Es posible que la población, cuya opinión se norma fundamentalmente por lo que dice la televisión (de manera que están lejos de las tendencias críticas observadas en las redes sociales y en los portales informativos en internet), le otorgue al Presidente de la República una calificación demasiado elevada si consideramos su fracasada gestión en los temas de seguridad (combate a la delincuencia y al narcotráfico) y economía.

Según la encuesta de Parametría, el 59% de los entrevistados califica como “muy mal” o “mal” la estrategia en contra del narcotráfico y 53% afirma lo mismo sobre el combate a la delincuencia.

En ese escenario, en que el decálogo anunciado para recuperar el Estado de Derecho ha caído en el nivel de los buenos propósitos, pues no se han conocido acciones contundentes al respecto, es posible que el presidente Peña tenga graves dificultades para tomar entre sus manos las cuestiones políticas del país y, nuevamente, deba aliarse con los gobernadores para no salir trasquilado.

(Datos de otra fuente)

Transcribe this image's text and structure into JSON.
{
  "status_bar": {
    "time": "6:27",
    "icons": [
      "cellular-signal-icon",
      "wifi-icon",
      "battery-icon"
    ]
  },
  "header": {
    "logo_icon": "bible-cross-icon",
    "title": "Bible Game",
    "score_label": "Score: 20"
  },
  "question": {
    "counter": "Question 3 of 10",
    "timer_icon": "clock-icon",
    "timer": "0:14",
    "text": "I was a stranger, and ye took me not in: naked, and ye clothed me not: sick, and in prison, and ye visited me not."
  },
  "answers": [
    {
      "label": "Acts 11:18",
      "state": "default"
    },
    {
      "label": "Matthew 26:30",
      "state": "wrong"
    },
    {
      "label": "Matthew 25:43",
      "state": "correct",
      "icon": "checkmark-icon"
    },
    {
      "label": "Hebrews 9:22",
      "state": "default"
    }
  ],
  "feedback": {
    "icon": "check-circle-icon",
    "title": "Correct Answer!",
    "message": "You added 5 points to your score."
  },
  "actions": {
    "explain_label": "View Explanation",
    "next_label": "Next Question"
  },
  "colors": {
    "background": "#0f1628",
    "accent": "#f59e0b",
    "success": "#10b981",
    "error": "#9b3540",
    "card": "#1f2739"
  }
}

Ello puede suponer el renacimiento de los virreinatos, de la cogobernanza, de las concesiones, y entonces nada cambiará. Tal vez por eso, gobernadores como el Veracruz se sienten con la oportunidad de comportarse como si a ellos les hubieran sido delegadas funciones y facultades que, constitucionalmente, corresponden al gobierno federal.